Tennessee Voluntary Pre-K funding under the state VPK statute reaches selected public-private partner classrooms rather than the broader private preschool field, so families pricing the three programs above should expect to pay full private tuition without state subsidy. For households weighing a faith-based program against a secular Montessori or independent school option, the NAEYC accreditation status and the named curriculum approach are the two benchmarks that travel cleanly across philosophical lines and let parents compare programs on substance rather than on tour-day atmospherics.
Selection Methodology #
Preschool selection in Davidson County turns on three signals: current Tennessee DHS Child Care Licensing under TCA 71-3-501 with Star-Quality Rating visible, NAEYC National Association for the Education of Young Children accreditation against the body’s 10 Program Standards, and a named curriculum framework (Reggio Emilia practice, project-based Lilian Katz tradition, Creative Curriculum, HighScope, Bank Street, or play-based pedagogy aligned with NAEYC developmentally appropriate practice). The three schools above each carry NAEYC accreditation, hold current DHS licensing with Star-Quality Rating where claimed, document a curriculum framework by name with director-level coursework lineage, run fifty-plus years of continuous Nashville operation, publish parent-handbook detail at the policy level (drop-off routine, transition support, observation conferences), and tie the school to a verifiable Davidson or Williamson County address. Pop-up unaccredited programs without DHS licensing were excluded.
Frequently Asked Questions #
Q: How was each school verified?
A: Each school was checked against NAEYC accreditation (distinct from member affiliation) on a five-year reaccreditation cycle, current Tennessee Department of Human Services Child Care Licensing under TCA 71-3-501, DHS Three-Star Quality Rating where claimed, named curriculum framework such as Reggio-Inspired, Creative Curriculum, HighScope, or Bank Street, NAEYC Developmentally Appropriate Practices alignment, verifiable Nashville street address, and a published curriculum scope on the school’s own website.
Q: What sets these three apart from the broader Nashville preschool field?
A: NAEYC accreditation (not just NAEYC membership, which is a checkbox) sits behind each program above on a five-year reaccreditation cycle, which is the most meaningful third-party quality marker in early childhood education. Past accreditation, the functional differentiators are teacher credential mix (CDA, AA in ECE, BA in ECE share across the lead-teacher roster), Tennessee DHS Three-Star Quality Rating status, and curriculum framework continuity (Reggio-Inspired, Creative Curriculum, HighScope, or Bank Street) implemented through dated lesson planning rather than as a marketing label.
Q: Are any of the three schools paid placements?
A: No.

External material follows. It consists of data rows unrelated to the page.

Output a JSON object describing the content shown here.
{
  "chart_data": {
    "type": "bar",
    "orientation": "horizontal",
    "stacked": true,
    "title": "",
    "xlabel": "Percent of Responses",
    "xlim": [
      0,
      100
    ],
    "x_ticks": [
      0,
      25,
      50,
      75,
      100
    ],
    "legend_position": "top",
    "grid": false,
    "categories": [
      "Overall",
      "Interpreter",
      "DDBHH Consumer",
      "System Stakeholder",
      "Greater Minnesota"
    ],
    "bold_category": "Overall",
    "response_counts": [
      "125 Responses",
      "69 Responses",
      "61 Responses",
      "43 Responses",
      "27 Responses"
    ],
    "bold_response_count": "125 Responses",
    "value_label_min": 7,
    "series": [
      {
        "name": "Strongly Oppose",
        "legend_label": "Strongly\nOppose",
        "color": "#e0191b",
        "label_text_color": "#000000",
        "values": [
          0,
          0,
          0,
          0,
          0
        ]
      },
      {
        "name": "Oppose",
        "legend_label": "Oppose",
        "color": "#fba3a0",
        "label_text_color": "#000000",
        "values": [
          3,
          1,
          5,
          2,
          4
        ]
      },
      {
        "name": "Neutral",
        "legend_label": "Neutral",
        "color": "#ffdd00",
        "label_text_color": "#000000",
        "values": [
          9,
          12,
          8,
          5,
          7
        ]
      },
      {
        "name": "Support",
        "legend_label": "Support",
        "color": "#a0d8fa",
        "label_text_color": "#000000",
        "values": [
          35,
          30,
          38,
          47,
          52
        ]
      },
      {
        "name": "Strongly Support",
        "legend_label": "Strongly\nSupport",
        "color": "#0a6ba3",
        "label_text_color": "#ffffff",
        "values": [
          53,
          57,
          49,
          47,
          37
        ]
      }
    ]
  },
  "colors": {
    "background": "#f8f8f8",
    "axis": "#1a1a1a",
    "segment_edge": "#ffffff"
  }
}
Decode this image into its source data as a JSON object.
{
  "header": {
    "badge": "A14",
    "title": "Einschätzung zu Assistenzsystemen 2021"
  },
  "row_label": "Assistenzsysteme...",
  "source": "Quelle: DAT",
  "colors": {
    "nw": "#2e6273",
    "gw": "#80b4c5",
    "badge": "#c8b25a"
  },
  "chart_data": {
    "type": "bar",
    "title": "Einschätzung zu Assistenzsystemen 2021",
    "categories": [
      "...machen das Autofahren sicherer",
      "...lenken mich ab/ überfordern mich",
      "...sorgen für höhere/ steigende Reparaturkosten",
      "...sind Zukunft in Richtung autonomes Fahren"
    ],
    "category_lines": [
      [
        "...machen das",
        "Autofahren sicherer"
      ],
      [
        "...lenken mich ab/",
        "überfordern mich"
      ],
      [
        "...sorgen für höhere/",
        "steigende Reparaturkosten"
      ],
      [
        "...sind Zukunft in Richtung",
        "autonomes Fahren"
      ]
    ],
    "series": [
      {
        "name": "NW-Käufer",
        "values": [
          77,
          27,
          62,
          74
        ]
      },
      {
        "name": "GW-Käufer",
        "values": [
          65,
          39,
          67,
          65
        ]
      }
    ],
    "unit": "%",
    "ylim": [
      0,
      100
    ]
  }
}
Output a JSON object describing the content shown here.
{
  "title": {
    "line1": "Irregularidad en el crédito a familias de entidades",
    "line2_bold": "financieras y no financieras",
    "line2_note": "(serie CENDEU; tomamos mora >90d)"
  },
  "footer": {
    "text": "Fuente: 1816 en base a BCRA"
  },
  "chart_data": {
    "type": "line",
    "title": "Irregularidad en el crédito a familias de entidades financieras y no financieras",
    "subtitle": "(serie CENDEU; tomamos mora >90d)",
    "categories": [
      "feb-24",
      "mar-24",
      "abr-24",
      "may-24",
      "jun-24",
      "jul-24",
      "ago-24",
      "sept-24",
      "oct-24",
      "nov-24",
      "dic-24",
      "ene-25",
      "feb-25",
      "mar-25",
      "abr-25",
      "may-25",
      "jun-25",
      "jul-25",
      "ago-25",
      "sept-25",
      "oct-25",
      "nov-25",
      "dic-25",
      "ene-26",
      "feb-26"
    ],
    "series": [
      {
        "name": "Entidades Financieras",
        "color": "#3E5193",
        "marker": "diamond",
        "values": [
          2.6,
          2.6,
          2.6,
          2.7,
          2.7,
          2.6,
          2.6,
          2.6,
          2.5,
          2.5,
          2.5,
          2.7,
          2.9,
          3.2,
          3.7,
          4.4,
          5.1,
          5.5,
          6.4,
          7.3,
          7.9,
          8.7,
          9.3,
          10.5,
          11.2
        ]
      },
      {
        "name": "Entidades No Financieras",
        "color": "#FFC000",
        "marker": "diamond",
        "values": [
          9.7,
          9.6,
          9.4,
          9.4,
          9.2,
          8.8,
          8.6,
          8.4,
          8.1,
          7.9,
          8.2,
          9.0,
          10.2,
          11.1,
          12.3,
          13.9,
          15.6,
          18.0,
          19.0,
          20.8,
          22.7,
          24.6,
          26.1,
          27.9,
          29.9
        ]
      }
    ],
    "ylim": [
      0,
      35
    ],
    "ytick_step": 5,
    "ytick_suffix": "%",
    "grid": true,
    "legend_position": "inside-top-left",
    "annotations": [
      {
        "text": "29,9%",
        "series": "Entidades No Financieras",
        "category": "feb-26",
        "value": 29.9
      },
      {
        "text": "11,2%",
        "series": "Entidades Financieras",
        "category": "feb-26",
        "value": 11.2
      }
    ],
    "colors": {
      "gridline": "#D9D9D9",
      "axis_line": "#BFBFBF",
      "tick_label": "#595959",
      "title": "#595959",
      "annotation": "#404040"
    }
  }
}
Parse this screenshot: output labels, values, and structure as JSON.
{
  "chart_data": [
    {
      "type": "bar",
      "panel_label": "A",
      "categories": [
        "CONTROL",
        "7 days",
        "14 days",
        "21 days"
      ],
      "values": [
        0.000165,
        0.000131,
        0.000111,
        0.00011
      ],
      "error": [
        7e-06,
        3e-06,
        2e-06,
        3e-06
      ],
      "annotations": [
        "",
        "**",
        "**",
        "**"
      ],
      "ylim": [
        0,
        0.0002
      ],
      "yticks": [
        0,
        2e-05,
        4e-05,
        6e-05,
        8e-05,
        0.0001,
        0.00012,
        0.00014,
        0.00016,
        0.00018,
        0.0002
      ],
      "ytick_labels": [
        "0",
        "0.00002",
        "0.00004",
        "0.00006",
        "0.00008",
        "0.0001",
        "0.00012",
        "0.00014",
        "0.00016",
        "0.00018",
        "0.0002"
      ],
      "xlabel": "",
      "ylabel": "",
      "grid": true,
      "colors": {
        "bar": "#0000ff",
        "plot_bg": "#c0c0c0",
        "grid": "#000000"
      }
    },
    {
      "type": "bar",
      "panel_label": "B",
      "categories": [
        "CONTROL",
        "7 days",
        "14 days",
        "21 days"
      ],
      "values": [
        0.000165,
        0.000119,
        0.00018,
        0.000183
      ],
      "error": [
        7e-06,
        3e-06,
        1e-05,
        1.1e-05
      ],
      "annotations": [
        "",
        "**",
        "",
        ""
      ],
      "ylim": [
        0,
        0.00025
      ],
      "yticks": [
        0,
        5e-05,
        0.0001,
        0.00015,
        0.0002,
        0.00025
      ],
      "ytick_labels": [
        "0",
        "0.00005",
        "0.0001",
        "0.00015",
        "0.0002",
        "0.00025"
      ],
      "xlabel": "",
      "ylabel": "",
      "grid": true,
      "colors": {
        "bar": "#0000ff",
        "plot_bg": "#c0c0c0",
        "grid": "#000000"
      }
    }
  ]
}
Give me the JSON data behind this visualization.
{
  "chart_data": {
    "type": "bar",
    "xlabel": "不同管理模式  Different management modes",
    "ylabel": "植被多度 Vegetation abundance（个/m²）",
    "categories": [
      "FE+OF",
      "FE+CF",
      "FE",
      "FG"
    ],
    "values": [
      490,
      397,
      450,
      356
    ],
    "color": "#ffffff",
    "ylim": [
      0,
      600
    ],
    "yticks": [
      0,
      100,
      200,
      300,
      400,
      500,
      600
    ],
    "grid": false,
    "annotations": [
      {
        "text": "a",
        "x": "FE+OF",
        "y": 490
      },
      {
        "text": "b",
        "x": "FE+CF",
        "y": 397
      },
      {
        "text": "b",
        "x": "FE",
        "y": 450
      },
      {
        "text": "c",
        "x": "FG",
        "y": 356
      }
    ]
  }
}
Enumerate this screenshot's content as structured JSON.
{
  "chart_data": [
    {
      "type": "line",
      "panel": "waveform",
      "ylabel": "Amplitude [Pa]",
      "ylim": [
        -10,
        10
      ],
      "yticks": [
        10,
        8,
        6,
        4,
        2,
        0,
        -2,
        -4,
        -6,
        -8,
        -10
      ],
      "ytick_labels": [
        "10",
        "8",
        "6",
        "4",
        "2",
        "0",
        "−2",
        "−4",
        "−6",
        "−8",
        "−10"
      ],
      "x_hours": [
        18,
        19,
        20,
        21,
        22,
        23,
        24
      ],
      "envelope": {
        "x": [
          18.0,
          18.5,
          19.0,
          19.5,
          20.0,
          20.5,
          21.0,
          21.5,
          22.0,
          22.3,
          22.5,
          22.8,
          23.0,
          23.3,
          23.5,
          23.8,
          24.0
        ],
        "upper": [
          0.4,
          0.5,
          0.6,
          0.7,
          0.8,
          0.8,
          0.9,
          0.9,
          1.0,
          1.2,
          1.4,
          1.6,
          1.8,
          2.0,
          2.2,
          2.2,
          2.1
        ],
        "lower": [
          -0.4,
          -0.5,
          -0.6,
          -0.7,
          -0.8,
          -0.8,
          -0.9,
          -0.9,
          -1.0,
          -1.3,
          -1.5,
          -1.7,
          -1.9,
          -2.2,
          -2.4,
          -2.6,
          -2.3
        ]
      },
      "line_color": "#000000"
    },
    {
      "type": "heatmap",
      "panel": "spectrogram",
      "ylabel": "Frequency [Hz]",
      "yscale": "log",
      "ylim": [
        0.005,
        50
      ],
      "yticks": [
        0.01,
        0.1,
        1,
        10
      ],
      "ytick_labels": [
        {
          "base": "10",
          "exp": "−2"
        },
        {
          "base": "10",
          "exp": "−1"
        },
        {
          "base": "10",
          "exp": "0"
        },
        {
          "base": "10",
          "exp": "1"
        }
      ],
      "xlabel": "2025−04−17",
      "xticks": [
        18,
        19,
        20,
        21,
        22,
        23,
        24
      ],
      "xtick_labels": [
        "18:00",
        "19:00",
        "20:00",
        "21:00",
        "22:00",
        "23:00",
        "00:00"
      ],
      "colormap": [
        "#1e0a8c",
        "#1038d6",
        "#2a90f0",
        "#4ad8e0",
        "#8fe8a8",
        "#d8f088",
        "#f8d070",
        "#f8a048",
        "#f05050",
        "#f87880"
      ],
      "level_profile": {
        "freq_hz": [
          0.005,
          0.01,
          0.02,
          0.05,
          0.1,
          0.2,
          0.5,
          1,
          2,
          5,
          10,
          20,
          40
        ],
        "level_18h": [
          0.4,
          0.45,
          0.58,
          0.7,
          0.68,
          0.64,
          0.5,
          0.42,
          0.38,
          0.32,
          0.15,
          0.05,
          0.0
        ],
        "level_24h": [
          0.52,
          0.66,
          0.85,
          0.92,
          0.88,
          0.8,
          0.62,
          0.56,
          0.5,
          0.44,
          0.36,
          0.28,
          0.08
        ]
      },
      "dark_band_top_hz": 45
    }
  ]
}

The three profiles above are editorial selections drawn from publicly verifiable sources. No school sponsored placement.
Q: How should I prepare for a first appointment, lesson, or booking?
A: Bring a written list of goals or scope items, any relevant prior records or experience levels, a list of dates and constraints, and questions about pricing, schedule, cancellation, and progress measurement. Request a written agreement or enrollment form before signing.
Editorial Note #
This guide was published on 2026-05-11 and reflects research current as of that date. Verify licenses, phone numbers, and current business status before engaging any firm.